Take end-of-life plastics that would otherwise be destined for landfill and convert it into road-ready fuel.
Integrated Green Energy Solutions (IGE), formerly known as Foy Group, had plans to build factories in Canberra, the Central Coast, Taree and around the world, but the listed company was placed in liquidation in June 2021.
A liquidator's report issued this month reveals IGE's three secured creditors are chasing more than $33 million and 98 unsecured creditors are owed more than $37 million, and there is little hope of any return.
Glenn Livingstone, of WLP Restructuring, said he would like to hold public examinations into the collapse of the company, but there were no funds to do so.

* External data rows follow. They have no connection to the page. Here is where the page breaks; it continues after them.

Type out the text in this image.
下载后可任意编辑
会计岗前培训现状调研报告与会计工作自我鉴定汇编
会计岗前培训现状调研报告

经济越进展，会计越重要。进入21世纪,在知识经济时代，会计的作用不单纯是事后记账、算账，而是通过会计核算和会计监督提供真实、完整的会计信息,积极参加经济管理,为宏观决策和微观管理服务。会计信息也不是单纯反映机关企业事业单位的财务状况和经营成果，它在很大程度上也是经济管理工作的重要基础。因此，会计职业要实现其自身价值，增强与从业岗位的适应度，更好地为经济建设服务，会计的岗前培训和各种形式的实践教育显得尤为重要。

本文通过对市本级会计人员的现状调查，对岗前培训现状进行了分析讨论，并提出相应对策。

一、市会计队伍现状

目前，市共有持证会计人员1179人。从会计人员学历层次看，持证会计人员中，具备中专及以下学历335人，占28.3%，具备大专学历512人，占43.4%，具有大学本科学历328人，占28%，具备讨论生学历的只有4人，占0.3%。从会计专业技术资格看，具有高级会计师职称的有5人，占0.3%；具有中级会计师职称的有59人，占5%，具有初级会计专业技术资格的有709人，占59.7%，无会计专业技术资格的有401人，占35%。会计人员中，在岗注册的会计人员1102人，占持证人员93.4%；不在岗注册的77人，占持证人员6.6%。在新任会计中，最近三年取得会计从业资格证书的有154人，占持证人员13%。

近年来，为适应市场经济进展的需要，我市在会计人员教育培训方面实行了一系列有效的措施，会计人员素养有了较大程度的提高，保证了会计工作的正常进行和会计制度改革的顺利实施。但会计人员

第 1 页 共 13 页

He said the company had about $50,000 in the bank and he would need between $150,000 and $300,000 to conduct public examinations to investigate the collapse.
IGE's technology was promoted as having a carbon footprint 38 per cent lower than that of conventionally produced diesel.
According to IGE, its system worked by placing plastic into a chamber at 400 degrees Celsius and in the absence of oxygen it would return to its original oil state.
Despite the grand plans and mass of investors who poured millions into the much-hyped venture, the company was forced into liquidation after Sydney builder and property developer Charles McIntosh successfully sought a wind-up order after a $10 million loan to one of his companies was not repaid.
An ACT government health panel set up to investigate IGE's planned factory at Hume, killed off the plan in April 2018, warning it posed too many risks.
Describing the factory as a mix of "chemical processing facility, mini crude oil refinery and fuel storage facility", the panel said converting plastic to fuel was "a promising objective" but far from a proven technology.
The company's bid to build a similar facility on the Central Coast was rejected by the NSW EPA in 2017 due to the lack of data from any existing facilities, as the scheme's technology was new.
IGE had asserted there would be no harmful contaminants in the plastics that went into its Canberra plant, and so none in the emissions, but didn't provide enough evidence to support the claim.
Contaminants in plastics could flow through to fuel quality and emissions, the ACT expert panel found, describing the danger as "garbage in garbage out".